Another headline of the exhibit, sure to be a fan favorite according to museum staff, is a complete set of bells from the Tomb of Marquis Yi, which staff believe to be dated 433 BC. These bells, some of which are very small while others are enormous in size, are one of only three sets permitted to be reproduced, and is believed to be the only set in the United States.

Attendees are also sure to be wowed by the 24-foot-long red Imperial Dragon statue -- just one of the many dragon images found throughout the exhibit -- carved from one massive single piece of wood.

Complementing the statue is an accurately scaled model of the Forbidden City, a 19-foot-wide and 23-foot-long replica that was painstakingly crafted from wood. Called the Forbidden City because visitors were forbidden from entering its halls, this replica gives Blackhawk visitors a unique perspective into the lives of the Emperors of China.

Other items found in the exhibit include the spectacular Imperial family Dragon Throne, a Chinese-made Hongqi "Red Flag" limousine, carved statues, paintings, displays on Chinese history and religion, and high end replicas of Chinese ceramics -- David Behring says original ceramics can cost hundreds of thousands, if not millions of dollars.
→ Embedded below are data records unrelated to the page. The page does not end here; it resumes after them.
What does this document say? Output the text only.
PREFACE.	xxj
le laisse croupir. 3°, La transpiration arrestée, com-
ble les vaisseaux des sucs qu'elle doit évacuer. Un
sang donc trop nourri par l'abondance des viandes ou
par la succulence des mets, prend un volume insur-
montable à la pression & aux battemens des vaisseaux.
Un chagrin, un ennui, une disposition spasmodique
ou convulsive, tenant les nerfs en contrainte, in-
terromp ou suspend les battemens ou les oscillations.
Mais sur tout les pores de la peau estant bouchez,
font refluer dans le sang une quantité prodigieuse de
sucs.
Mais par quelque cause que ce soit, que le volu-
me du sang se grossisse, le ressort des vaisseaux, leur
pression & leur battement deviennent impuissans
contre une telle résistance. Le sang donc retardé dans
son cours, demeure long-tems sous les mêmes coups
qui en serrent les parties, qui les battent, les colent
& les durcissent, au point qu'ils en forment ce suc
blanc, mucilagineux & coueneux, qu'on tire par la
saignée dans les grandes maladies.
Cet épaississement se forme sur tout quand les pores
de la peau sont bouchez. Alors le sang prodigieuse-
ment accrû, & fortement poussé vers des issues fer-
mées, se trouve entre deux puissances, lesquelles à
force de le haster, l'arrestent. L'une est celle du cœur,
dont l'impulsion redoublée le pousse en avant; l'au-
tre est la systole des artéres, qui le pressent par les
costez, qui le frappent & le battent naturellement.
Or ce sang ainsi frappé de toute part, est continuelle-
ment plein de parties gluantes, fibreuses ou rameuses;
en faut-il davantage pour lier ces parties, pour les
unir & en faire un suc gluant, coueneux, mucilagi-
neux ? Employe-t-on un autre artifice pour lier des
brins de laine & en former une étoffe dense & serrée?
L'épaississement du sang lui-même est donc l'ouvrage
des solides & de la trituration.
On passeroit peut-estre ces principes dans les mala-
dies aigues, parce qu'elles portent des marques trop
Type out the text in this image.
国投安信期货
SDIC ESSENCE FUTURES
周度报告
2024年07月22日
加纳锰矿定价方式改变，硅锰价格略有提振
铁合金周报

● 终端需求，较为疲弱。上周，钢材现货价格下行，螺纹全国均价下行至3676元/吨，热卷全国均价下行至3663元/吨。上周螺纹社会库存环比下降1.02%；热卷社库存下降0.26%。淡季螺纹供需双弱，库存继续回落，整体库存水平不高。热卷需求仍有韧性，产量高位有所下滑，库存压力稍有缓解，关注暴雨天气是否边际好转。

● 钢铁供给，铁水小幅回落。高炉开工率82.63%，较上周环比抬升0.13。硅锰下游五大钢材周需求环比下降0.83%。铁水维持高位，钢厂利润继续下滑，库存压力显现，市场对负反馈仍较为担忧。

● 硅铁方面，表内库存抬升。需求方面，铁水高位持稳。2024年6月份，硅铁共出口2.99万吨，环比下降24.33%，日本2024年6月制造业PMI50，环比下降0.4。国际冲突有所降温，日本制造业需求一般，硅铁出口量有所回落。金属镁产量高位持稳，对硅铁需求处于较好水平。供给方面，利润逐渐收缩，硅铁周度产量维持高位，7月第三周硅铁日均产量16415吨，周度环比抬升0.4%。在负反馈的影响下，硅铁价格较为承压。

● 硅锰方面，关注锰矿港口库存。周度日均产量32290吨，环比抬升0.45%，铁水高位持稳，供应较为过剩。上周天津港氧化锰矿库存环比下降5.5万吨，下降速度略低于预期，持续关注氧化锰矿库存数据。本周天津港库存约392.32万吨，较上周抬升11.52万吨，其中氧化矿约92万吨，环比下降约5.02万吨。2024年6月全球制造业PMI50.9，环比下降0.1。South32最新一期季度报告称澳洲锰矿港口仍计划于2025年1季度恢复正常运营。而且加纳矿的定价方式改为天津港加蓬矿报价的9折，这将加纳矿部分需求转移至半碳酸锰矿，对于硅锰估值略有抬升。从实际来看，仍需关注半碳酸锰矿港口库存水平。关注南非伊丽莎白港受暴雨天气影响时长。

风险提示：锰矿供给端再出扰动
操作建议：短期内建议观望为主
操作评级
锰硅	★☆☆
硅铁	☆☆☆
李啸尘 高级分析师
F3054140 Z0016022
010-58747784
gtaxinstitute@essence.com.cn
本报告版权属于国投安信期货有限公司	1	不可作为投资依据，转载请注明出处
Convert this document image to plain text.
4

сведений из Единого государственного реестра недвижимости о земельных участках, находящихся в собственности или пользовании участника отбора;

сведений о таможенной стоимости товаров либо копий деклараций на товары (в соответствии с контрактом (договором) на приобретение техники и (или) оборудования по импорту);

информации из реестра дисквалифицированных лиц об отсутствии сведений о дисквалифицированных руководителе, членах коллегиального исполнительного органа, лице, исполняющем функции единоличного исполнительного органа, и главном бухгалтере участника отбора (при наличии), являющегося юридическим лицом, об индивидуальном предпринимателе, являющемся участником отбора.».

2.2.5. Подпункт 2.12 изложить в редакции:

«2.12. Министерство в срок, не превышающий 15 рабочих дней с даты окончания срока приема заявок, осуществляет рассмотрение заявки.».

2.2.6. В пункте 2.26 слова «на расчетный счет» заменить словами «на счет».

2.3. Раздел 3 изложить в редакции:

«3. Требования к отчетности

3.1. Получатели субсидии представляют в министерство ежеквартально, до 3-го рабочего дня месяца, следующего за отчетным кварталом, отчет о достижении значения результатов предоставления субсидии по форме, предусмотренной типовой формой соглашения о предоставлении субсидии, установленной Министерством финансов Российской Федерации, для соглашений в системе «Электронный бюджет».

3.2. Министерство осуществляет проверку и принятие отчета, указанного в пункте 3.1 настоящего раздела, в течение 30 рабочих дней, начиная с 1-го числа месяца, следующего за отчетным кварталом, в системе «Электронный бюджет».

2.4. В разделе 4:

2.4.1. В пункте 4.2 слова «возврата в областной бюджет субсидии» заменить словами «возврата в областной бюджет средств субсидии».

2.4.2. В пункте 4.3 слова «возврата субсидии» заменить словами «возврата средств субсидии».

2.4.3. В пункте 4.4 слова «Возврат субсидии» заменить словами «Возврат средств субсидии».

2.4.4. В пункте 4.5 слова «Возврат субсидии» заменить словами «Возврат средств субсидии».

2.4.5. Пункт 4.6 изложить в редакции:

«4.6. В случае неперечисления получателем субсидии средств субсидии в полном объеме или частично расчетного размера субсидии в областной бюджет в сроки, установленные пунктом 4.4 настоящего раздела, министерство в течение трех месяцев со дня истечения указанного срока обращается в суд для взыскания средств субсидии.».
"Into China" opened seven months after Ken Behring's death in June; David Behring said that great efforts were made to open the new exhibit before his father passed away, but the timing just wasn't there -- adding that while his father was alive he kept pushing back the projected opening date because every time he went to China he found a new piece of art or a display he wanted included in the exhibit.

"We never knew what he was going to come back with," David Behring laughed. "This was his passion, he really loved this."

Created to complement Blackhawk's theme of "Many Worlds, One Museum," visitors are also encouraged to visit the museum's existing exhibits "Art of Africa" and "Spirit of the Old West," as well as its world famous automobile collection. Plus, the museum will soon open a new natural history exhibit, which visitors can get a sneak peak of when visiting Into China.

The Blackhawk Museum is located at 3700 Blackhawk Plaza Circle, in Danville and open from 10 a.m. to 5 p.m. Wednesdays through Sundays. Tickets cost $15 for adults and $10 for students, veterans and seniors. Admission is free for museum members, active military personnel and children 6 and under.